Die Stadt im Norden Brandenburgs verfügt über ein dicht ausgebautes Fernwärmenetz, das nicht nur die Neubaugebiete, sondern auch die Altstadt versorgt. Bisher wird die Wärme mit Erdgas erzeugt.
Ab Ende 2026 sollen 70 Prozent des Bedarfs durch die Tiefen-Geothermie abgedeckt werden. Rund 20.000 Menschen sollen dann dank Erdwärme heizen und profitieren. "Wir können damit für die Kunden die Preise langfristig stabil halten und koppeln uns weiter von fossilen Brennstoffen ab und werden unabhängiger von Eskapaden, die in der Welt passieren und die Energieversorgung unsicher machen", sagte Stadtwerkechef Uebach.
Zusätzlich soll das bestehende Holzhackschnitzel-Kraftwerk für die Wärmeerzeugung genutzt werden.
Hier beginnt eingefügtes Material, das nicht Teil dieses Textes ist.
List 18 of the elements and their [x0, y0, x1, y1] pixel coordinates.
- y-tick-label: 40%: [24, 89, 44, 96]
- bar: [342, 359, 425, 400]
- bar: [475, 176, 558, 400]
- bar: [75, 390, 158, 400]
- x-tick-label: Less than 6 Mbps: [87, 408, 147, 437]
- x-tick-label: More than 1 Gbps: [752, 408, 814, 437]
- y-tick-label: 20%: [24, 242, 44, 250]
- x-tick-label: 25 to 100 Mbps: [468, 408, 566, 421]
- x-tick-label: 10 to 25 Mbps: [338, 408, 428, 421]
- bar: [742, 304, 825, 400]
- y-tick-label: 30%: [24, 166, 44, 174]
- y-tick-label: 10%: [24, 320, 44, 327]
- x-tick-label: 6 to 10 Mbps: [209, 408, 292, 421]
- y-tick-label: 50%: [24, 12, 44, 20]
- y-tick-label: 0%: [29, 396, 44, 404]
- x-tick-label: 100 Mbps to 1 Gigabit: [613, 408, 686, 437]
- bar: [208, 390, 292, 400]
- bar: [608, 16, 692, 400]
Insgesamt könnten rund 30.000 Tonnen CO2 eingespart werden. Nur zu Spitzenzeiten sei die Nutzung der bisherigen Gasheizanlagen notwendig.
Bund stellt Fördermittel in Höhe von 10,2 Millionen Euro bereit
Die Gesamtinvestitionen für das Geothermieprojekt liegen nach Angaben der Stadtwerke bei rund 30 Millionen Euro. Der Bund stellt Fördermittel in Höhe von 10,2 Millionen Euro bereit. "Geothermie ist in Neuruppin eine Erfolgsgeschichte - wir haben mehr Leistung als geplant", sagt Uebach. Und es gibt auch schon weitere Gedankenspiele: Es gebe die Möglichkeit, die Bohrungen nahe der Therme zu erweitern, sagt Uebach. Darüber hinaus sei eine zweite Bohrung im nördlichen Teil der Stadt denkbar. So könnte künftig das ganze Fernwärmenetz Neuruppins durch die Wärme des Thermalwassers gespeist werden.